Qu'a réellement tranché la cour ?
En janvier 2026, la Cour d'appel du cinquième circuit a jugé que lorsqu'un auteur américain exerce son droit de résiliation, il récupère son droit d'auteur partout, et pas uniquement aux États-Unis. L'affaire reposait sur l'auteur-compositeur louisianais Cyril Vetter et son tube de 1963, Double Shot (Of My Baby's Love). Pendant un demi-siècle, labels et éditeurs ont traité la résiliation comme un interrupteur strictement américain : vous pouviez reprendre vos droits aux États-Unis, mais les droits étrangers restaient là où vous les aviez vendus. Pour la cour, cette lecture vide la loi de son sens, elle qui existe précisément pour corriger le déséquilibre de pouvoir auquel les jeunes artistes signent. BMG a perdu, et l'onde de choc a été immédiate.
Pourquoi les majors en ont-elles si peur ?
La résiliation est inscrite dans la loi américaine de 1976 sur le droit d'auteur : environ 35 ans après avoir cédé un droit, vous pouvez le reprendre, peu importe le contrat.

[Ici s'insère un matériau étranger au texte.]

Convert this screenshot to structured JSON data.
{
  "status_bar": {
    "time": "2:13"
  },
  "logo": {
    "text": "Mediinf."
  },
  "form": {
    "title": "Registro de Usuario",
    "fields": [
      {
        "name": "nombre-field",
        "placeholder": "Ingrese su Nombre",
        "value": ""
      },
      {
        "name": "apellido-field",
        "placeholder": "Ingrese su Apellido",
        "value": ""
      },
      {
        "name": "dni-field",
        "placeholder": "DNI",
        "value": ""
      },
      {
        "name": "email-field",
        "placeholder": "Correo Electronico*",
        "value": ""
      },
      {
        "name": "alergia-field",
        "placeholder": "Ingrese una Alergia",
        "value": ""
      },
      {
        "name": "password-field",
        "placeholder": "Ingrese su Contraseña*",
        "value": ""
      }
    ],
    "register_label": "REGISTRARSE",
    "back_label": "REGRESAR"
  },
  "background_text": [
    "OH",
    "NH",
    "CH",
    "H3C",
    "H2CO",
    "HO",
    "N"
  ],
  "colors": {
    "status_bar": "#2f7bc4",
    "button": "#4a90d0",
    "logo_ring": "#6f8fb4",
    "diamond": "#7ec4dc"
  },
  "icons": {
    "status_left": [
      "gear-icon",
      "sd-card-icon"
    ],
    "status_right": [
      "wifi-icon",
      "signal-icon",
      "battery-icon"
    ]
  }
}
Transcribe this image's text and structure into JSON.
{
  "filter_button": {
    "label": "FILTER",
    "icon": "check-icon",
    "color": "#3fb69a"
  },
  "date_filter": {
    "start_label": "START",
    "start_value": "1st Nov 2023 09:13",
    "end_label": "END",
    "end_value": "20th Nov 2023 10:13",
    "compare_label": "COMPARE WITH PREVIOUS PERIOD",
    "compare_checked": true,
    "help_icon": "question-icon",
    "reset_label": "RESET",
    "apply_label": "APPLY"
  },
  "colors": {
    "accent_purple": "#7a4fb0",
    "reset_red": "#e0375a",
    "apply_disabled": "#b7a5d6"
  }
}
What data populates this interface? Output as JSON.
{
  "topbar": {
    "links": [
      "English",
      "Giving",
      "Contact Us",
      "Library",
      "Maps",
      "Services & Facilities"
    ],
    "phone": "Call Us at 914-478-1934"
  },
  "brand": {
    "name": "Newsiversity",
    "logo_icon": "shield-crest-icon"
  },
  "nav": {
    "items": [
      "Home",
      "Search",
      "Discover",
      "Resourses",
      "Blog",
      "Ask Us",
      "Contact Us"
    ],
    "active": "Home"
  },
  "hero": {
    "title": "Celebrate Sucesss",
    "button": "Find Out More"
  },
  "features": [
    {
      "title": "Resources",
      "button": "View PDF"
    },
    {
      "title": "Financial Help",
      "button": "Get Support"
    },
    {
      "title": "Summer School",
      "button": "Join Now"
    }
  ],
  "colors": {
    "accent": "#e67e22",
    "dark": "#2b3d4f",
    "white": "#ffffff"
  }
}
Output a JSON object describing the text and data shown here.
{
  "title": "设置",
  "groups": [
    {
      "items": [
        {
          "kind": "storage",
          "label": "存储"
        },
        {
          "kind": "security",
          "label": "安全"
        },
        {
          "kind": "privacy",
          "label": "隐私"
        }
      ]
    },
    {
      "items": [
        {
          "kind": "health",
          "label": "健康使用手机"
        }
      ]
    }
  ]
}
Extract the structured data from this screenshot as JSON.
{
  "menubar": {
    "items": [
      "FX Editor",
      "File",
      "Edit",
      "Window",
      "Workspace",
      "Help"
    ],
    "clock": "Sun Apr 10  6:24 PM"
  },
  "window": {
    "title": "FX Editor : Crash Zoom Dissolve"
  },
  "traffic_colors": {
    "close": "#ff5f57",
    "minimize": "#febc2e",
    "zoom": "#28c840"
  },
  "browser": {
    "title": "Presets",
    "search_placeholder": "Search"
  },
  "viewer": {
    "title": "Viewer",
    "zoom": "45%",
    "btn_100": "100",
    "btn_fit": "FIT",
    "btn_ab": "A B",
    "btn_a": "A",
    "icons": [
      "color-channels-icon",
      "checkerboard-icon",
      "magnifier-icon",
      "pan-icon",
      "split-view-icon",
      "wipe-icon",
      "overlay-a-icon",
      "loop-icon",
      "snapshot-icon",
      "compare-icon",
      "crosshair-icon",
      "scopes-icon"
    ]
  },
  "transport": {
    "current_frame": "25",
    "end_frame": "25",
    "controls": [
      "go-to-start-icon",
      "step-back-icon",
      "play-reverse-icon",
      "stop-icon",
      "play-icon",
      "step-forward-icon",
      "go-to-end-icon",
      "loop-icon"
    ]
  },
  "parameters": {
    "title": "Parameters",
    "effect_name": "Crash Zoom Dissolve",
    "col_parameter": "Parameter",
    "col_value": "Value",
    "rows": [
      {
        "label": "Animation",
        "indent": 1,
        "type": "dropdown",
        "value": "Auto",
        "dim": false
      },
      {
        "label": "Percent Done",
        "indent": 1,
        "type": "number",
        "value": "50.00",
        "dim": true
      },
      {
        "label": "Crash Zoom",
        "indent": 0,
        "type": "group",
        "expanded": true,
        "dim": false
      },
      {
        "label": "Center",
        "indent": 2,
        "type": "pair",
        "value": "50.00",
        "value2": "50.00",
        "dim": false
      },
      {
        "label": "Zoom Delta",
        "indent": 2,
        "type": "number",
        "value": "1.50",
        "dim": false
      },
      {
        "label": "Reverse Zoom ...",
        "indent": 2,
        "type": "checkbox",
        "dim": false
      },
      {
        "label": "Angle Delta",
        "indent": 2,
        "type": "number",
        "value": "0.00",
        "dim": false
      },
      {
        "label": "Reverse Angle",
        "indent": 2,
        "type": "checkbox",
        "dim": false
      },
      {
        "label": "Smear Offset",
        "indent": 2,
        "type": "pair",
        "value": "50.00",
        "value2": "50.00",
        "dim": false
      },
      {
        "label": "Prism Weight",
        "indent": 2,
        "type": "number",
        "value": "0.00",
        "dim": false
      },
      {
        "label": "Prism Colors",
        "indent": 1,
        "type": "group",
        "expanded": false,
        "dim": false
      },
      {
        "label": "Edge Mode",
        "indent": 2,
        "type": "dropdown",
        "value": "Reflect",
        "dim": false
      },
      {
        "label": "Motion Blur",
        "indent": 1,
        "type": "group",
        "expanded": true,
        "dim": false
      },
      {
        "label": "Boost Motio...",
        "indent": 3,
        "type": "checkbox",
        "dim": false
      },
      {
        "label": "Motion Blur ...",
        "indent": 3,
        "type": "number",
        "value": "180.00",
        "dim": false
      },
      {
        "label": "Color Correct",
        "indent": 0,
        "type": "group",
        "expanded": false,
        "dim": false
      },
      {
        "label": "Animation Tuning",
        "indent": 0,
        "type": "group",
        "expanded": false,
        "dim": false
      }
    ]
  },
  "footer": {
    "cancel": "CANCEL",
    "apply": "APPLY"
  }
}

C'est le seul vrai levier d'un créateur face à un accord signé avant d'avoir le moindre pouvoir de négociation. Une version mondiale décuple cette force, car la valeur d'un catalogue se joue à l'échelle planétaire. Universal, Warner et Sony se sont joints à BMG dans la requête, avertissant que la décision bouleverse 50 ans de pratique et menace d'innombrables accords négociés adossés à des milliards de dollars. Ils ont fait appel à Paul Clement, le plaideur que les labels appellent quand l'enjeu devient vital.
Tout l'intérêt de la résiliation, c'est de rendre l'actif entier à l'artiste, pas une fraction.
Qu'est-ce que cela changerait pour les artistes underground ?
La house et la techno ont bâti leur catalogue sur de petits contrats signés par des producteurs fauchés à la fin des années 80 et dans les années 90, précisément les disques qui atteignent aujourd'hui leur fenêtre des 35 ans. Si la résiliation est mondiale, un producteur indépendant peut reprendre un morceau partout où il rapporte, puis le concéder à ses conditions ou le confier à un label qui paie. Si les majors l'emportent devant la Cour suprême, ce levier se rétrécit aux seuls États-Unis, et la valeur mondiale, celle qui compte vraiment pour la dance music, reste entre les mains de celui qui a acheté à bas prix.